This 31-year-old man presenting with Brugada syndrome, type 1 electrocardiogram, and syncope, was seen in routine follow-up after implantation of an Atlas single chamber ICD.
Main programmed parameters
Episode of non-sustained VF with aborted shock.
Tracing
The tracing suggests a lead fracture (short cycles, intermittent within the cardiac cycle, disorganized, of variable amplitude, sometimes saturating the amplifiers). In this asymptomatic patient, remote monitoring by telemedicine allows an early diagnosis and prevents the delivery of inappropriate shocks. Particular motions of the arm or shoulder might reproduce oversensing. The pacing impedance is not always changed; however, if it is <200 Ohm, it suggests an insulation breakdown, whereas if it is >2,000 Ohms, it suggests a lead fracture. Likewise, the shock impedance generally varies between 25 and 75 Ohm. A lower value suggests insulation breakdown, while a higher value suggests lead fracture. A sudden variation in the impedance curves is important to identify, even if it remains within the normal range.

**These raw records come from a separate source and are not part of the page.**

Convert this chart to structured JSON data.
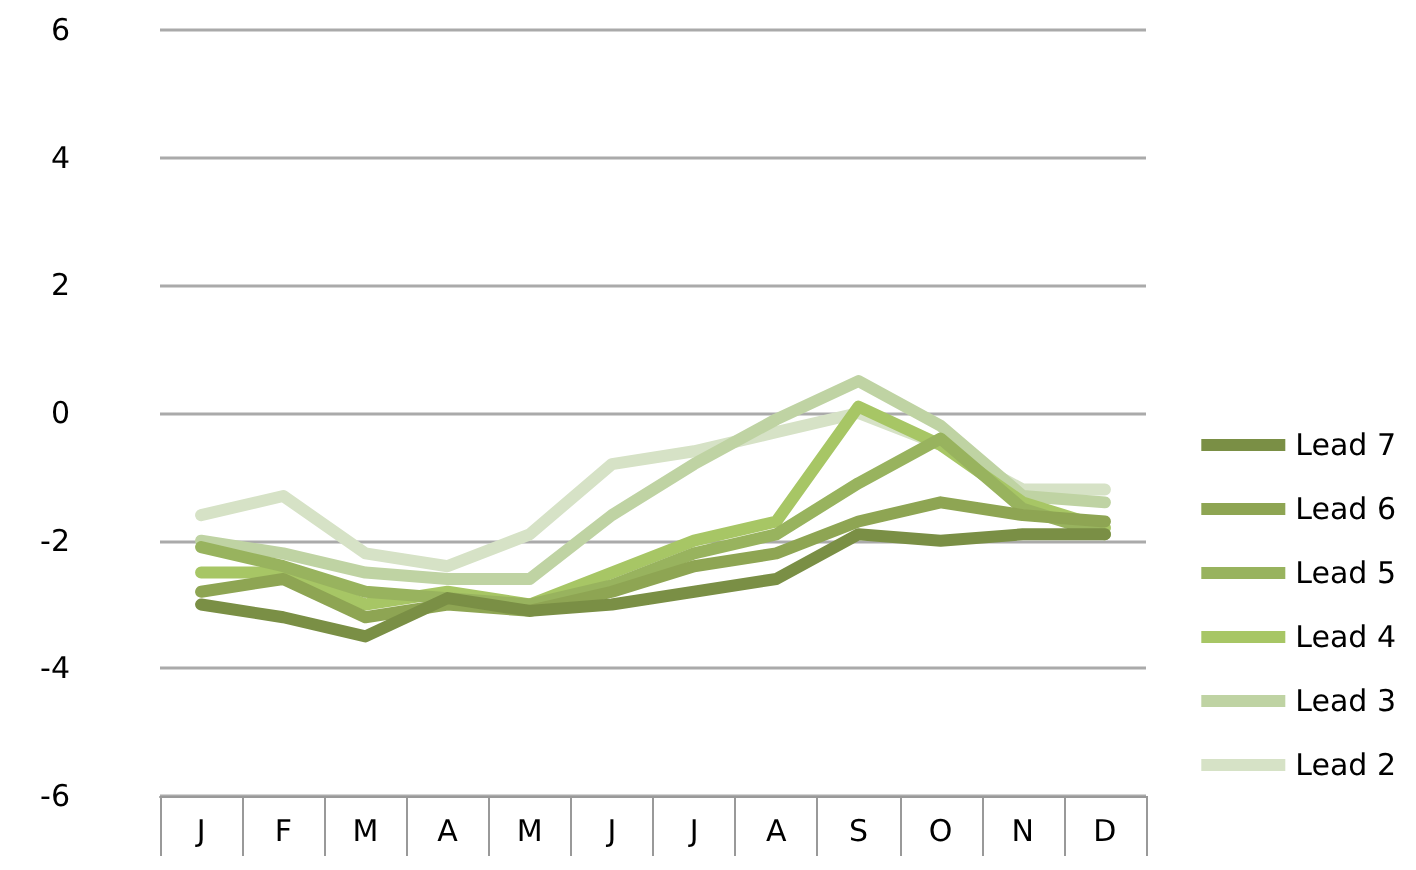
{
  "chart_data": {
    "type": "line",
    "categories": [
      "J",
      "F",
      "M",
      "A",
      "M",
      "J",
      "J",
      "A",
      "S",
      "O",
      "N",
      "D"
    ],
    "ylim": [
      -6,
      6
    ],
    "yticks": [
      -6,
      -4,
      -2,
      0,
      2,
      4,
      6
    ],
    "grid": "y",
    "legend": "right",
    "marker": "none",
    "line_style": "solid",
    "series": [
      {
        "name": "Lead 7",
        "color": "#7a8f45",
        "values": [
          -3.0,
          -3.2,
          -3.5,
          -2.9,
          -3.1,
          -3.0,
          -2.8,
          -2.6,
          -1.9,
          -2.0,
          -1.9,
          -1.9
        ]
      },
      {
        "name": "Lead 6",
        "color": "#8ea553",
        "values": [
          -2.8,
          -2.6,
          -3.2,
          -3.0,
          -3.1,
          -2.8,
          -2.4,
          -2.2,
          -1.7,
          -1.4,
          -1.6,
          -1.7
        ]
      },
      {
        "name": "Lead 5",
        "color": "#98b35e",
        "values": [
          -2.1,
          -2.4,
          -2.8,
          -2.9,
          -3.0,
          -2.7,
          -2.2,
          -1.9,
          -1.1,
          -0.4,
          -1.5,
          -1.9
        ]
      },
      {
        "name": "Lead 4",
        "color": "#a7c665",
        "values": [
          -2.5,
          -2.5,
          -3.0,
          -2.8,
          -3.0,
          -2.5,
          -2.0,
          -1.7,
          0.1,
          -0.5,
          -1.4,
          -1.8
        ]
      },
      {
        "name": "Lead 3",
        "color": "#bfd3a3",
        "values": [
          -2.0,
          -2.2,
          -2.5,
          -2.6,
          -2.6,
          -1.6,
          -0.8,
          -0.1,
          0.5,
          -0.2,
          -1.3,
          -1.4
        ]
      },
      {
        "name": "Lead 2",
        "color": "#d6e2c6",
        "values": [
          -1.6,
          -1.3,
          -2.2,
          -2.4,
          -1.9,
          -0.8,
          -0.6,
          -0.3,
          0.0,
          -0.5,
          -1.2,
          -1.2
        ]
      }
    ]
  }
}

An association between abnormal impedance and sensing of very short RR cycles (<140 ms) is highly suggestive of a lead dysfunction. Chest radiographs show fracture lines in <50% of instances of lead rupture. In this patient, the lead impedance was low and, and at lead extraction, an insulation breakdown was found with a worn area between the pulse generator and the fractured lead segment.